There are already plenty of Uygurs running around Turkey anyway, I know because they're my family (all kidding aside, the Uygurs in Turkey are not related to the Uighurs in China, they have just taken on the name as a sign of respect because the Uighur Turks have a long and proud history of emphasizing education and writing). Turkey is a moderate Muslim country and for the right price they're almost always ready to make a deal. Look, this is just a suggestion from a layman who doesn't know the intricacies of local politics in these countries. But there's no way there isn't some Central Asian Republic that can't take a couple of Uighurs for the right price. Let's go, call the banker, let's make a deal.
The case of the Uighurs also applies to anyone else who might be found not guilty, whether it's because they're actually innocent or because we somehow couldn't convict them. You don't have to release them in Wichita or Akron or Fifth Avenue. You can make diplomatic deals to send them to other willing countries. Will we have to sacrifice some things to get them out of the country even though we brought them here by detaining them in the first place? Yes, but that's the price you pay for your mistakes. Especially, if you're not willing to pay the political price of releasing them here.
The bottom line is we were supposed to bring these guys to justice. Instead we've done the exact opposite; we have taken them out of the justice system. The legal black hole we have left them in is obviously unacceptable. Bringing them to the US for trials is sensible, just and safe.
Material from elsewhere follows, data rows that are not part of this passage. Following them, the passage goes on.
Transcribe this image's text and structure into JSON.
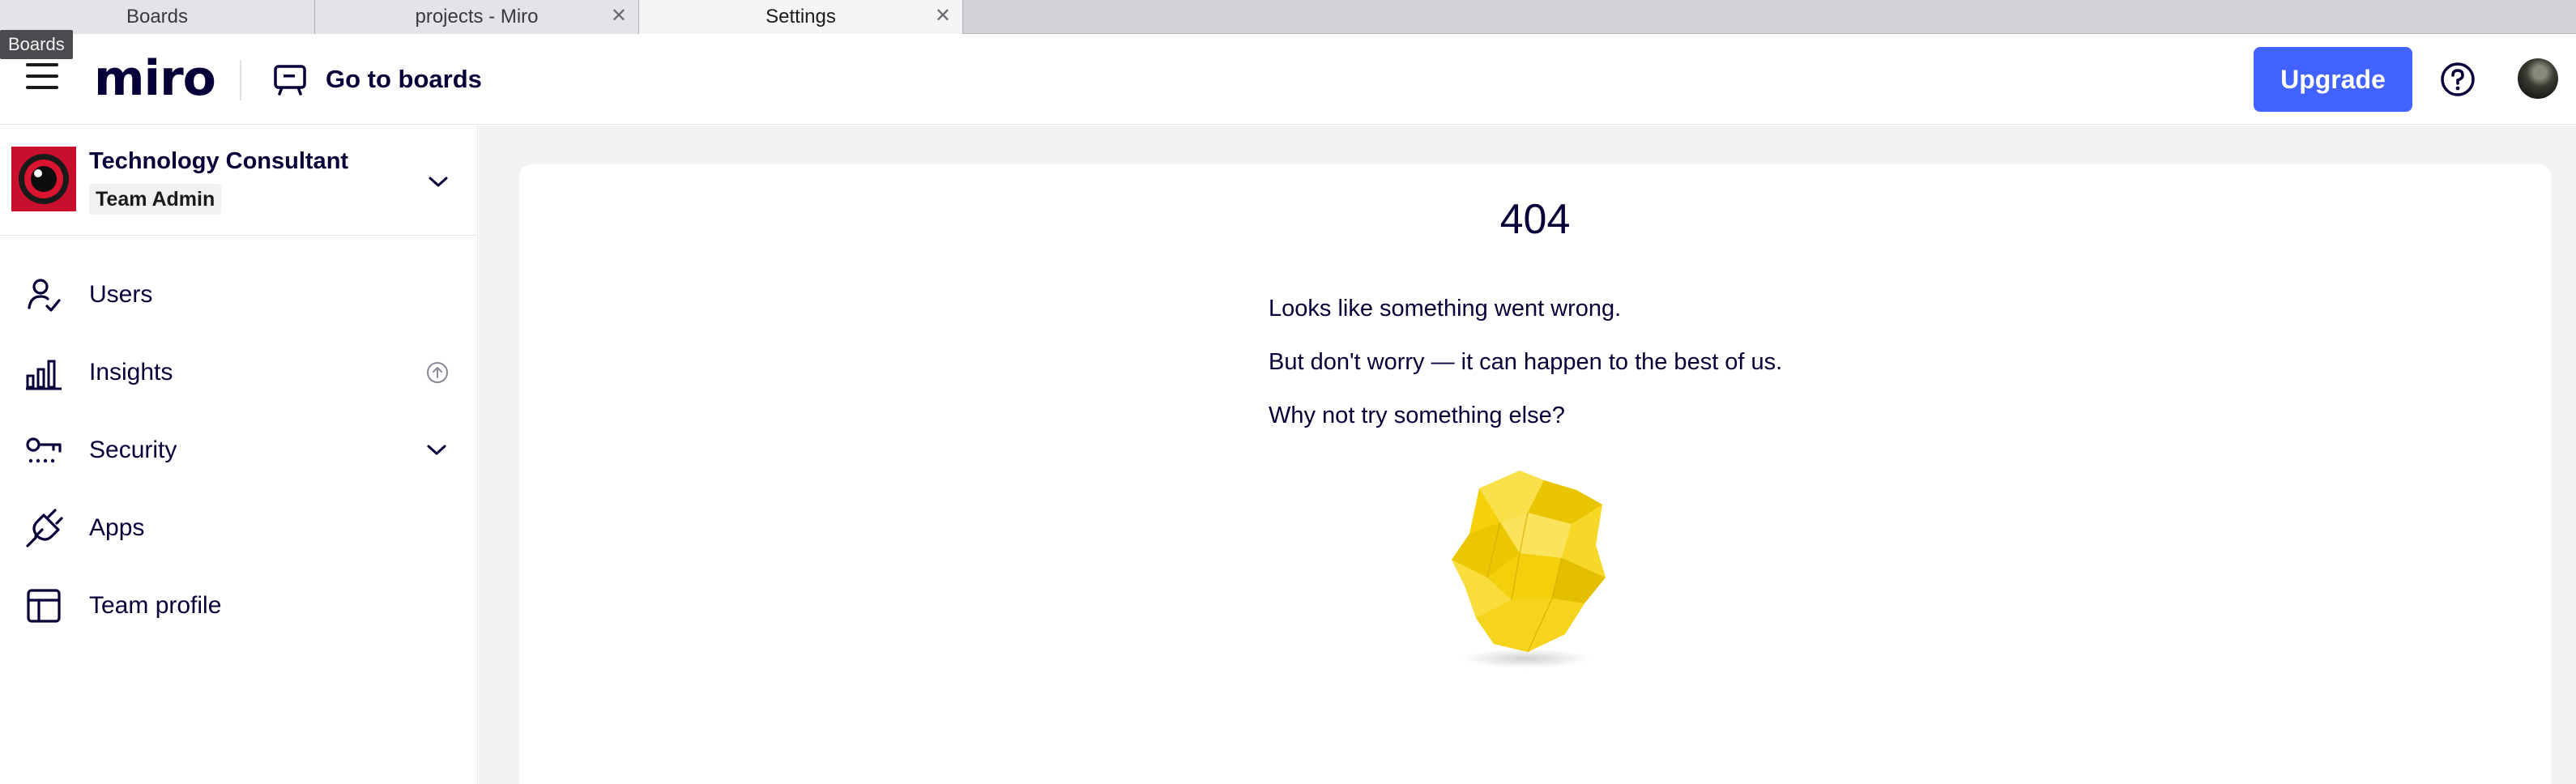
{
  "browser": {
    "tabs": [
      {
        "label": "Boards"
      },
      {
        "label": "projects - Miro"
      },
      {
        "label": "Settings"
      }
    ],
    "tooltip": "Boards"
  },
  "header": {
    "logo": "miro",
    "go_to_boards": "Go to boards",
    "upgrade": "Upgrade"
  },
  "sidebar": {
    "team_name": "Technology Consultant",
    "team_role": "Team Admin",
    "items": [
      {
        "label": "Users",
        "icon": "user-check-icon"
      },
      {
        "label": "Insights",
        "icon": "bar-chart-icon"
      },
      {
        "label": "Security",
        "icon": "key-icon"
      },
      {
        "label": "Apps",
        "icon": "plug-icon"
      },
      {
        "label": "Team profile",
        "icon": "layout-icon"
      }
    ]
  },
  "main": {
    "code": "404",
    "line1": "Looks like something went wrong.",
    "line2": "But don't worry — it can happen to the best of us.",
    "line3": "Why not try something else?"
  },
  "colors": {
    "accent": "#4262ff",
    "team_logo": "#c8102e",
    "sticky_note": "#f5d10a"
  }
}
So, let's get beyond these senseless talking points meant to scare the American voters (and Democratic politicians, who are far easier to scare). The minute Ted Kaczynski makes a run for it out of the Supermax in Colorado is the minute I'll agree that it's unsafe to bring the Gitmo detainees here. To paraphrase George Bush, don't denigrate our correctional officers. They know perfectly well how to keep people locked up in the US.
The Senate needs to stop giving into Republican fear mongering and recognize that it's about time that we brought the Gitmo detainees to justice here in the United States.